A resposta cavelliana consistem em primeiro fazer notar que a explicação do Mates
não faz justiça a “necessidade” que é revelada pelas declarações do tipo que são feitas pelos
filósofos da linguagem ordinária. Simplesmente apelar para distinção semântica e pragmática
não explica o tipo de relação existente entre a expressão e o contexto de proferimento. Se
minha prima me pergunta se me vesti voluntariamente, certamente não vou interpretá-la
como querendo saber algo acerca dos meus processos psicológicos, mas como sugerindo
(ironicamente) que me vesti de forma peculiar. Isso não significa que “peculiar” faça parte do
significado de “voluntário”, mas “peculiar” nessa circunstância é uma condição de
inteligibilidade linguística do seu proferimento (HAMMER, p 8). Caso eu sistematicamente
desconsidere as implicações de questionamentos como esse que minha prima fez, isso não
faria ela revisar suas intuições linguísticas. Pelo contrário, revelaria, primeiro, uma
deficiência no meu aprendizado linguístico, pois aprender as “implicações do que nós
devemos dizer quando” também faz parte do aprendizado da linguagem (MWM, p 11-12).
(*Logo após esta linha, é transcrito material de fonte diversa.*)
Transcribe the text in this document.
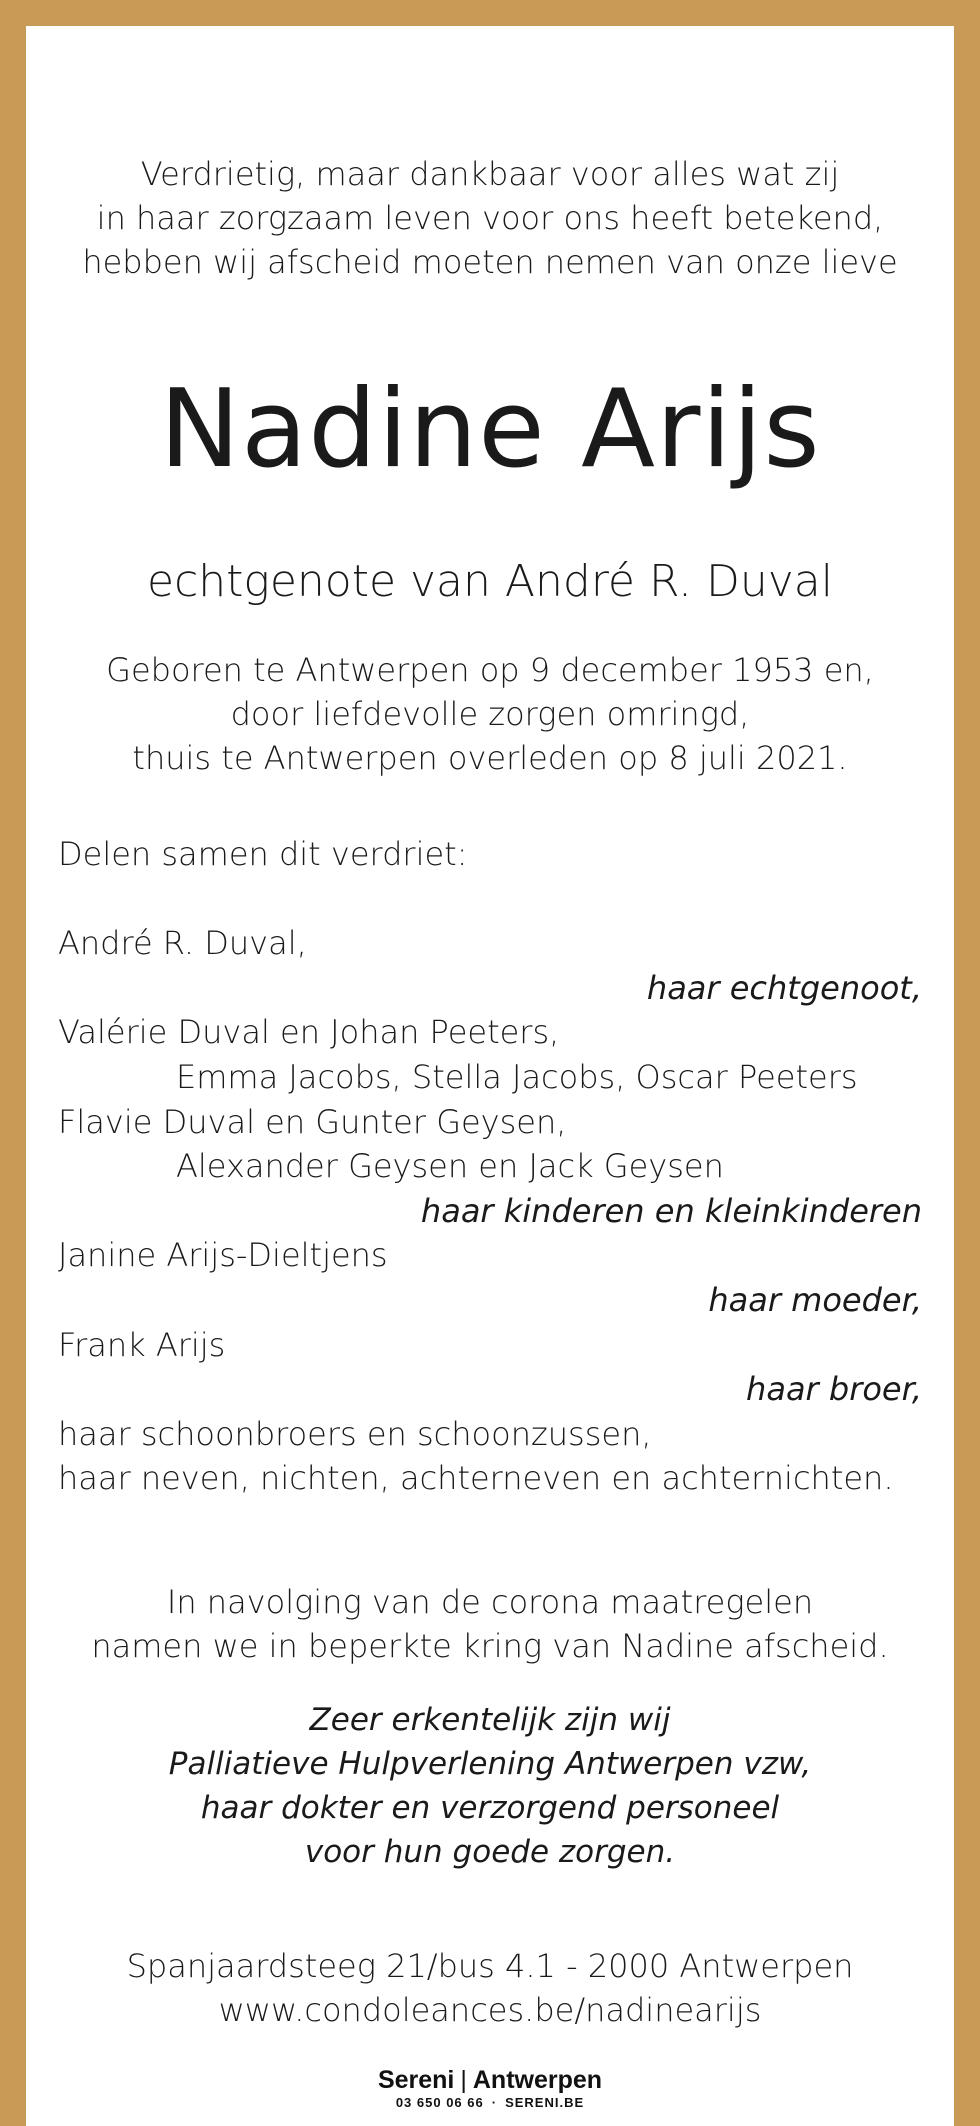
Verdrietig, maar dankbaar voor alles wat zij
in haar zorgzaam leven voor ons heeft betekend,
hebben wij afscheid moeten nemen van onze lieve
Nadine Arijs
echtgenote van André R. Duval
Geboren te Antwerpen op 9 december 1953 en,
door liefdevolle zorgen omringd,
thuis te Antwerpen overleden op 8 juli 2021.
Delen samen dit verdriet:
André R. Duval,
haar echtgenoot,
Valérie Duval en Johan Peeters,
Emma Jacobs, Stella Jacobs, Oscar Peeters
Flavie Duval en Gunter Geysen,
Alexander Geysen en Jack Geysen
haar kinderen en kleinkinderen
Janine Arijs-Dieltjens
haar moeder,
Frank Arijs
haar broer,
haar schoonbroers en schoonzussen,
haar neven, nichten, achterneven en achternichten.
In navolging van de corona maatregelen
namen we in beperkte kring van Nadine afscheid.
Zeer erkentelijk zijn wij
Palliatieve Hulpverlening Antwerpen vzw,
haar dokter en verzorgend personeel
voor hun goede zorgen.
Spanjaardsteeg 21/bus 4.1 - 2000 Antwerpen
www.condoleances.be/nadinearijs
Sereni | Antwerpen
03 650 06 66 · SERENI.BE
Segundo, revelaria minha inabilidade em arcar com a responsabilidade das implicações dos
meus proferimentos e dos outros (HAMMER, p 8).
Referências:
Must We Mean What We Say - Stanley Cavell.
On The Verification of Statements About Ordinary Language - Benson Mates.
Introduction to the French edition of Must We Mean What We Say? - Sandra Laugier.
Skepticism, Subjectivity, and the Ordinary - Esper Hammer.
Philosophy’s Recouting of Ordinary - Stephen Mulhall.